【问题标题】:I need to create a variable that selects, among some specific columns in a dataset, the one that is closest to another specific column我需要创建一个变量,在数据集中的某些特定列中选择最接近另一个特定列的变量
【发布时间】:2019-11-11 17:46:08
【问题描述】:

我有一个与此类似的数据集:

data= data.frame(a=c(33,44,55), b= c(99,77,NA,66), 
      var1=c(1,2,3,NA),var2=c(5,6,NA,7),var3=c(8,9,10,NA), x = c(6,5,4,3))

我需要创建一个列,为每一行输出列 var1、var2 和 var3 中最接近 x 列的值,忽略 var1:var3 中的 NA。

类似:

closest_x
  5
  6
  3
  7

在我的实际问题中,我的列比这多得多,所以我想使用starts_with 选择要与 X 比较的列(上面表示为“var1”等的列)。

我尝试使用 X 列和“var”列之间的模块化差异创建列,然后我尝试了类似的方法:

data %>% mutate(pmin = pmin(starts_with("var")))

mutate(data, C = pmin(starts_with("var")))

还有

data %>% with(pmin(starts_with("var")))

它表示未设置变量上下文。除此之外,如果我不必使用这种模数差异创建许多其他变量,并且直接使用最接近 X 列的值,那会更好。

我在这篇文章中找到了一些非常接近我需要的内容: Closest value to a specific column in R

但是,我不知道如何应用与我的问题类似的内容,因为我有更多列并且我只想选择那些以特定单词开头的列。

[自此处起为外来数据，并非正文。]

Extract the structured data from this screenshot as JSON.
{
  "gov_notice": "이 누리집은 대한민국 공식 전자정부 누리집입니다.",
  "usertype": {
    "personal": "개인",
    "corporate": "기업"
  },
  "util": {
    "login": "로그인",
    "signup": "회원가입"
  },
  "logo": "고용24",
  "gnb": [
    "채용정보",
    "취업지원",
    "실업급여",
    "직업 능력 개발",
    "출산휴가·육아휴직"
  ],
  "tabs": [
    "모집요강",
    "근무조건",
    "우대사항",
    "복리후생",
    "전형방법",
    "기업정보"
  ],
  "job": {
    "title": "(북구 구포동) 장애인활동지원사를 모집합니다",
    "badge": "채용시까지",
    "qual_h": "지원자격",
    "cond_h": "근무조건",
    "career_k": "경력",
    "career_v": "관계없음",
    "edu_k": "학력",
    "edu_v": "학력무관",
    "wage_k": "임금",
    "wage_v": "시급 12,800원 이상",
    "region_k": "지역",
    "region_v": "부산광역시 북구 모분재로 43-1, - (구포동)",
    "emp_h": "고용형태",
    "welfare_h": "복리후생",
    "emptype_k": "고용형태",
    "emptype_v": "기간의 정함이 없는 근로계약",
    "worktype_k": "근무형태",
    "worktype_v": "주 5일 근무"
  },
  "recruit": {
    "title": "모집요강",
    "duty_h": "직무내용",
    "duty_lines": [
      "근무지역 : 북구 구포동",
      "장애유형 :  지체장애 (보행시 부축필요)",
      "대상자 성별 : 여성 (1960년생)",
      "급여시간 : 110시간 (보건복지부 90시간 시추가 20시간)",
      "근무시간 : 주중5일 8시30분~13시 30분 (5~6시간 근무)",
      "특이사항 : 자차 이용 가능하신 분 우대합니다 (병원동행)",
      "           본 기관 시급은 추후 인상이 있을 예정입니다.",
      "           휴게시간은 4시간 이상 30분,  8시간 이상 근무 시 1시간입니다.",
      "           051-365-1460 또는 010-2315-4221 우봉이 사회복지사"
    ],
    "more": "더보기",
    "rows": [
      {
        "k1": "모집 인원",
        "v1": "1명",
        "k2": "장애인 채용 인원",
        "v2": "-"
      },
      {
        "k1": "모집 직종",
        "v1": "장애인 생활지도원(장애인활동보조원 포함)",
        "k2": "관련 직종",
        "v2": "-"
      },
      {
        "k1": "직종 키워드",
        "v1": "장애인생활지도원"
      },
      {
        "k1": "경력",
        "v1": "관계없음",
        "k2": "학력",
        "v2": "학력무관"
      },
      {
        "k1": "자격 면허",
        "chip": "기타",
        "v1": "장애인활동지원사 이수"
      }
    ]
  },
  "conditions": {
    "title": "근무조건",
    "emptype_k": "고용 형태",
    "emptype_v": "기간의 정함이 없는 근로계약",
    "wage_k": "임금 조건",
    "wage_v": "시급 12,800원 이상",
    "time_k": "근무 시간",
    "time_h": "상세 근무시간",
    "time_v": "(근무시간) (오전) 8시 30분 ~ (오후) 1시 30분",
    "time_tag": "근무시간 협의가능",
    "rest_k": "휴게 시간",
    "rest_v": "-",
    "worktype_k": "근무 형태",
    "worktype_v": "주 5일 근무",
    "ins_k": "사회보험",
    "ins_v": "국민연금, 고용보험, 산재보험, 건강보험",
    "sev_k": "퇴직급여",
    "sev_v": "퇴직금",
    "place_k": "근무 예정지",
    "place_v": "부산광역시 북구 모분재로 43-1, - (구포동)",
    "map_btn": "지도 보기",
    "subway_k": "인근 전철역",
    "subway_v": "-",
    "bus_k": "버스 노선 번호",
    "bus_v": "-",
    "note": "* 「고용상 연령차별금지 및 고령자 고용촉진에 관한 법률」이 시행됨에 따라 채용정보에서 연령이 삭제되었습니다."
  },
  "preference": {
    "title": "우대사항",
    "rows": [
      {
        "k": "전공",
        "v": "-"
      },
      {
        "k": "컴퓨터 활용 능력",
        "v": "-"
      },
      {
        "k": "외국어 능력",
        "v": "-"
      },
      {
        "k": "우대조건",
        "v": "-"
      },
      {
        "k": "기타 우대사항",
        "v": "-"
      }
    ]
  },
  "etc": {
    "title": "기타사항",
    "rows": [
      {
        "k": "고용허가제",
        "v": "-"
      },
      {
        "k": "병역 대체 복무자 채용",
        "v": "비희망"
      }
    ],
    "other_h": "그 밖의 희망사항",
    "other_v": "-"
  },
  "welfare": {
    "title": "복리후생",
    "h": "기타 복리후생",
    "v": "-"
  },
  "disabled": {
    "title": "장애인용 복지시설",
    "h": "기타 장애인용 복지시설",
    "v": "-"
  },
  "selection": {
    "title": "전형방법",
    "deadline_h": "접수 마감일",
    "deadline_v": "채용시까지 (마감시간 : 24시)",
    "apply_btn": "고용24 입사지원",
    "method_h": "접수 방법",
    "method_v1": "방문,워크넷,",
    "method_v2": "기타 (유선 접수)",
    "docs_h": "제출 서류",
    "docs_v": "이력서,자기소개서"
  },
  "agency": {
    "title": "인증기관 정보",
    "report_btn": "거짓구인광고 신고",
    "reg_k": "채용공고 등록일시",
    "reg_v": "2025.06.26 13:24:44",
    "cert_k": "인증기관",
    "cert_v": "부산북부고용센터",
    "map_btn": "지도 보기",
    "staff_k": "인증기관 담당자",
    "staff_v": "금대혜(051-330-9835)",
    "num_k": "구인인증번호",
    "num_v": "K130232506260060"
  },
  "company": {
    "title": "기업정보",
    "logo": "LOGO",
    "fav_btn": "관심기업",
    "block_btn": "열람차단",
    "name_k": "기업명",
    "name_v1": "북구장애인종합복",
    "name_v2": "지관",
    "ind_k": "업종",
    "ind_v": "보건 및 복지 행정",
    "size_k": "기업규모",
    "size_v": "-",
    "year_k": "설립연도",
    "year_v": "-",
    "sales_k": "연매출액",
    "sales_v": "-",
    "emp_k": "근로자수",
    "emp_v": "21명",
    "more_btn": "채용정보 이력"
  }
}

编辑:我需要将变量中的 NA 与“x”进行比较以被忽略。

编辑 2:我的真实数据集的代码过去运行良好。现在我尝试再次运行它,但它不能正常工作。我试图找出发生了什么变化,甚至是否有任何包发生了变化,但似乎并非如此。

下面有一段代码可以生成我的真实数据的小样本。而不是 var1、var2 等。我有 ideolparty_A:ideolparty_I 而不是 x(要比较的变量)我有 ideol_self

max.col 的解决方案直到几个月前才有效,代码如下:


temp_df <- -abs(cses_pr[cols] - cses_pr$ideol_self)
cses_pr$closest <- cses_pr[cols][cbind(1:nrow(cses_pr), 
                                       max.col(replace(temp_df, is.na(temp_df), -Inf)))]

但现在它会产生以下代码:Error: Subscript `cbind(...)` is a matrix, it must be of type logical.,然后我才能运行最后一行代码:

cses_pr &lt;- cses_pr %&gt;% mutate (cong_closest = abs(closest-ideol_self))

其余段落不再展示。